Si la propuesta de potenciar la presencia de las fiambreras en los colegios no hubiera arraigado también en otras autonomías españolas podríamos pensar que la política de las ocurrencias e infinitas improvisaciones se había vuelto a instalar en el Consell justo cuanto más serenidad y dosis de realismo se requieren para afrontar la crisis. Pensar que las tarteras van a solucionar las penurias y estrecheces económicas que sufren muchas parejas valencianas a la hora de programar el menú familiar es tan disparatado como cambiar de la noche a la mañana la planificación de los comedores escolares para dar cabida a ese nuevo dispensario de alimentos precocinados sin prever las necesidades logísticas y sanitarias que impone tal medida. Si las familias menos pudientes mantienen su costumbre de sentar a sus hijos en la misma mesa que comen los padres o los abuelos el problema estará resuelto sin la obligación de cargar los recipientes y recalentar los platos en las escuelas.

Tan llamativa como la propia iniciativa ha sido su gestión por parte del gobierno valenciano.
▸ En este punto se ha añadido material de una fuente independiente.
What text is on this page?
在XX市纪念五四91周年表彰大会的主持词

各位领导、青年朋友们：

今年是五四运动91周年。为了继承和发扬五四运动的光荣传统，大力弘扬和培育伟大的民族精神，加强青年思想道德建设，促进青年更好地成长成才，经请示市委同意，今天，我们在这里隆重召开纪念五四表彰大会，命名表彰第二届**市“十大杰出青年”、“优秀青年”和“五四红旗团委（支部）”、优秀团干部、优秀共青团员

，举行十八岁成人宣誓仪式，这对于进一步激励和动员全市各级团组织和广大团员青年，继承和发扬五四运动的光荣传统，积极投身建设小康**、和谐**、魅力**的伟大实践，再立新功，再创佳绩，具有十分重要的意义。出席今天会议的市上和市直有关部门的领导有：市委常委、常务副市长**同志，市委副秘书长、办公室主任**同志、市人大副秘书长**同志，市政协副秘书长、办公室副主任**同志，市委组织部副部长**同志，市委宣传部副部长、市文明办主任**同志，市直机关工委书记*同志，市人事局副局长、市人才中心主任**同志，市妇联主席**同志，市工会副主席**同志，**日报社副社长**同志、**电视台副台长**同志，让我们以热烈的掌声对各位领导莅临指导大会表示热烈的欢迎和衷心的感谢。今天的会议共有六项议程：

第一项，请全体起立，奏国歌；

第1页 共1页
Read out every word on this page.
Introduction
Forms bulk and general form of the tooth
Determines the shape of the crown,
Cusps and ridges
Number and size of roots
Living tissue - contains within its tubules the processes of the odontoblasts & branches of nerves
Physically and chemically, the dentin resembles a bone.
Propuesta como una medida de ahorro, ha acabado convirtiéndose en otra partida de gasto que contradice la austeridad proclamada machaconamente por los dirigentes del PP. La Conselleria de Educación ha pasado de estudiar el cobro de una tasa a las familias que llevaran fiambreras a ofrecer 1,45 euros por niño a los centros docentes, un insólito cambio de estrategia que se hace más incomprensible si lo comparamos con la actitud mostrada por sus homólogos del PP en Madrid, cuya consejería cobrará 3,8 euros a los padres sin admitir vetos en la red docente. Aquí damos, literalmente, de comer aparte.